Monday, 25 January 2010

Sissy Is Not a Name

Author and Illustrator James Mayhew recently posted a frustrating story about a ridiculous, but nonetheless harmful, review of one of his picture books. It reminded me that there are some people who seem to believe that all books for children should be educational in some way, even to the point of prioritising facts over fiction. Such literal-minded people probably aren't the best judges of story books.

James was unfortunate because the whole cavemen and dinosaurs thing is a particular bugbear for some. But why wasn't the fact that the dinosaur in question can talk not a clue that the reviewer wasn't dealing with a palaeontology textbook?

I wrote a series of picture books about a tiger who mixes with hippos and wildebeest, and my geo-zoological error is still pointed out to me. The argument seems to go like this: children soak up information like sponges so adults have a responsibility to make sure they are getting true facts. Therefore dinosaurs don't chat to cavemen, tigers don't befriend wildebeest, and Kenneth Graham is a dangerous subversive who has confused generations with his disregard for riverside facts. And as for that J. M. Barrie...

Surely it's clear that once children have reached the age when facts are important they have already discovered for themselves what fiction is. In the meantime, why deny them the tooth-fairy or the chance to daydream?


  1. Aaaggghhhhhhh! Liberal sprinkling of cat hair - sorry! Adults like this have forgotten what it is like to be a child. They should not be allowed anywhere near a child! Reminds me of a child I saw in the shopping centre one day. He was dressed up as Superman and told an adult "I'm Superman". "No you're not. You're a boy." The child looked at him completely bewildered and then said, "I am too Superman. Can't you see?" No, obviously that particular adult could not.

  2. Thank goodness I'm not a child anymore, it must be a real drag these days!

    There's a clue into the nonsense of it all in the fact that an adult was reviewing the book....can't children communicate?

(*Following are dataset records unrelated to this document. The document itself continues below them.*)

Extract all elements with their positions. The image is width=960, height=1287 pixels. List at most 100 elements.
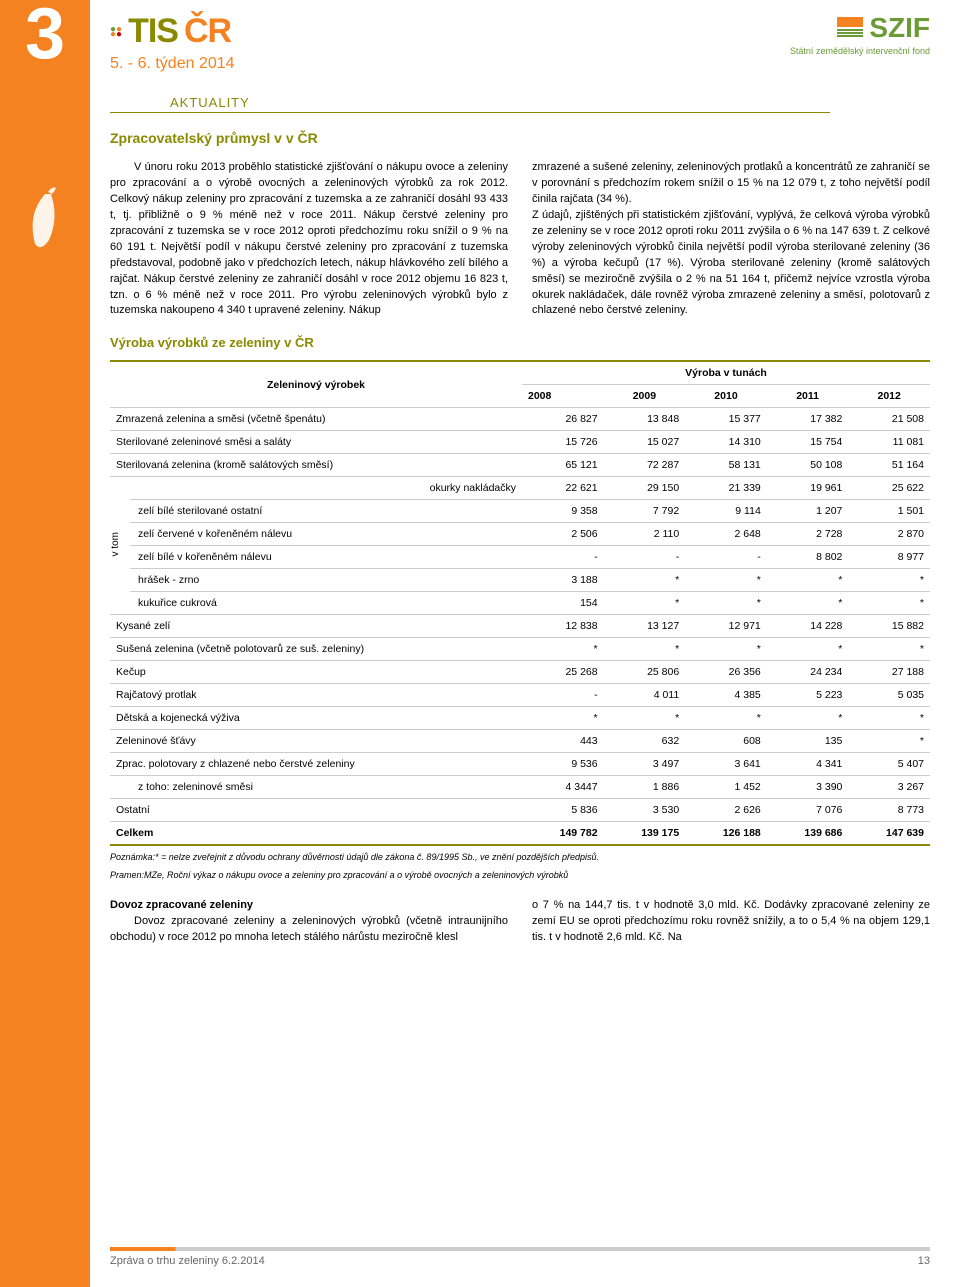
- page-section-number: 3: [0, 0, 90, 64]
- row-value: 15 377: [685, 408, 767, 431]
- row-value: 25 268: [522, 661, 604, 684]
- row-value: *: [848, 638, 930, 661]
- th-year-2: 2010: [685, 385, 767, 408]
- row-value: 26 827: [522, 408, 604, 431]
- row-value: 8 977: [848, 546, 930, 569]
- row-value: -: [522, 546, 604, 569]
- row-value: 8 802: [767, 546, 849, 569]
- row-value: 29 150: [604, 477, 686, 500]
- table-row: Kečup25 26825 80626 35624 23427 188: [110, 661, 930, 684]
- row-value: -: [685, 546, 767, 569]
- table-row: Zprac. polotovary z chlazené nebo čerstv…: [110, 753, 930, 776]
- table-row: Sterilovaná zelenina (kromě salátových s…: [110, 454, 930, 477]
- row-value: 26 356: [685, 661, 767, 684]
- row-value: 25 622: [848, 477, 930, 500]
- row-value: 19 961: [767, 477, 849, 500]
- row-value: *: [522, 707, 604, 730]
- article-columns: V únoru roku 2013 proběhlo statistické z…: [110, 160, 930, 319]
- row-value: 5 223: [767, 684, 849, 707]
- row-value: 2 648: [685, 523, 767, 546]
- logo-dots-icon: ●● ●●: [110, 27, 122, 37]
- row-value: 14 228: [767, 615, 849, 638]
- row-value: 1 886: [604, 776, 686, 799]
- row-value: *: [604, 707, 686, 730]
- row-value: 24 234: [767, 661, 849, 684]
- th-year-0: 2008: [522, 385, 604, 408]
- row-value: -: [522, 684, 604, 707]
- row-value: 12 838: [522, 615, 604, 638]
- row-value: 12 971: [685, 615, 767, 638]
- row-value: 65 121: [522, 454, 604, 477]
- row-value: 14 310: [685, 431, 767, 454]
- row-value: *: [685, 638, 767, 661]
- row-value: *: [848, 707, 930, 730]
- row-value: *: [604, 638, 686, 661]
- row-label: z toho: zeleninové směsi: [110, 776, 522, 799]
- row-label: Ostatní: [110, 799, 522, 822]
- th-year-4: 2012: [848, 385, 930, 408]
- row-label: Sterilovaná zelenina (kromě salátových s…: [110, 454, 522, 477]
- table-row: hrášek - zrno3 188****: [110, 569, 930, 592]
- row-value: 3 497: [604, 753, 686, 776]
- header-rule: [110, 112, 830, 113]
- row-value: 2 870: [848, 523, 930, 546]
- szif-subtitle: Státní zemědělský intervenční fond: [790, 46, 930, 56]
- row-value: *: [767, 638, 849, 661]
- table-row: zelí bílé v kořeněném nálevu---8 8028 97…: [110, 546, 930, 569]
- row-value: 3 530: [604, 799, 686, 822]
- row-value: 3 188: [522, 569, 604, 592]
- row-value: 4 011: [604, 684, 686, 707]
- row-value: 15 882: [848, 615, 930, 638]
- left-orange-bar: 3: [0, 0, 90, 1287]
- article-col-left: V únoru roku 2013 proběhlo statistické z…: [110, 160, 508, 319]
- row-value: 2 110: [604, 523, 686, 546]
- row-value: *: [848, 730, 930, 753]
- row-value: 5 407: [848, 753, 930, 776]
- row-value: 25 806: [604, 661, 686, 684]
- row-value: 154: [522, 592, 604, 615]
- footer-left: Zpráva o trhu zeleniny 6.2.2014: [110, 1255, 265, 1267]
- th-year-3: 2011: [767, 385, 849, 408]
- total-value: 147 639: [848, 822, 930, 846]
- row-value: 9 536: [522, 753, 604, 776]
- bottom-p-left: Dovoz zpracované zeleniny a zeleninových…: [110, 914, 508, 946]
- table-row: zelí červené v kořeněném nálevu2 5062 11…: [110, 523, 930, 546]
- row-value: 5 836: [522, 799, 604, 822]
- table-row: Ostatní5 8363 5302 6267 0768 773: [110, 799, 930, 822]
- article-p2: zmrazené a sušené zeleniny, zeleninových…: [532, 160, 930, 319]
- row-value: 22 621: [522, 477, 604, 500]
- table-row: Sušená zelenina (včetně polotovarů ze su…: [110, 638, 930, 661]
- row-value: 13 127: [604, 615, 686, 638]
- row-value: 1 207: [767, 500, 849, 523]
- row-value: 608: [685, 730, 767, 753]
- row-value: 51 164: [848, 454, 930, 477]
- row-value: 7 792: [604, 500, 686, 523]
- row-value: 15 726: [522, 431, 604, 454]
- th-product: Zeleninový výrobek: [110, 361, 522, 408]
- row-value: *: [685, 592, 767, 615]
- footer-right: 13: [918, 1255, 930, 1267]
- total-label: Celkem: [110, 822, 522, 846]
- table-row: Zeleninové šťávy443632608135*: [110, 730, 930, 753]
- bottom-p-right: o 7 % na 144,7 tis. t v hodnotě 3,0 mld.…: [532, 898, 930, 946]
- row-value: 9 358: [522, 500, 604, 523]
- week-range: 5. - 6. týden 2014: [110, 55, 960, 73]
- szif-logo: SZIF Státní zemědělský intervenční fond: [790, 12, 930, 56]
- article-col-right: zmrazené a sušené zeleniny, zeleninových…: [532, 160, 930, 319]
- row-value: 15 027: [604, 431, 686, 454]
- footer-rule: [110, 1247, 930, 1251]
- row-value: 21 339: [685, 477, 767, 500]
- row-label: Sterilované zeleninové směsi a saláty: [110, 431, 522, 454]
- row-value: *: [848, 592, 930, 615]
- row-label: zelí bílé sterilované ostatní: [130, 500, 522, 523]
- table-title: Výroba výrobků ze zeleniny v ČR: [110, 335, 930, 350]
- row-value: 1 501: [848, 500, 930, 523]
- row-value: 3 641: [685, 753, 767, 776]
- main-content: Zpracovatelský průmysl v v ČR V únoru ro…: [110, 120, 930, 946]
- row-value: 135: [767, 730, 849, 753]
- row-value: 50 108: [767, 454, 849, 477]
- pepper-icon: [0, 184, 90, 257]
- table-row: kukuřice cukrová154****: [110, 592, 930, 615]
- row-value: 7 076: [767, 799, 849, 822]
- bottom-heading: Dovoz zpracované zeleniny: [110, 898, 508, 914]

  3. So many children aren't allowed to have childhoods anymore. These reviewers are killjoys.

    Kids need fantasy or they'll lose their creativity, never mind the pleasure of play.

    Keep writing fun stuff for them!

  4. That's crazy. They're picture books for heaven sake. They're meant to provide smiles and snuggle time every night. If I want my kids to lean about dinosaurs I'll get a nonfiction book. I read my kids lots of nonsensical things.

  5. Thanks for the comments. Cat, I like to think that budding superman used his heat-ray vision on Mr Kiljoy.

    Childhood is so brief, and so easily ruined. Let them have their moment in Neverland.

    Rachel, the littlest ones don't have much voice on the internet, but there are reviews of a kind to be found about the place. Children's publishing is perhaps unique in that the readers themselves have no part in the creation or production of its output. This is why school visits are so important to people like me.

    Thanks, Terry, I intend to:)

    Natalie, I'm glad to hear it. Most of life is being forced to be sensicle:(

  6. Thomas, I just wanted to tell you again, how much I enjoy your blog. You always say the things I feel so eloquently.... The best I can muster about this sort of stuff is a hiss of steam expelled via the ears!

  7. Cassia, you express my feelings perfectly! I'm also puzzled as to why you get all the 'must be accurate and factual' stuff on the one hand, and then there is Sponge Bob Square Pants...

  8. Songe Bob - Ha! Penny, you crack me up! Hmn, sorry...I think all publishing houses should have a panel of kids to read stuff!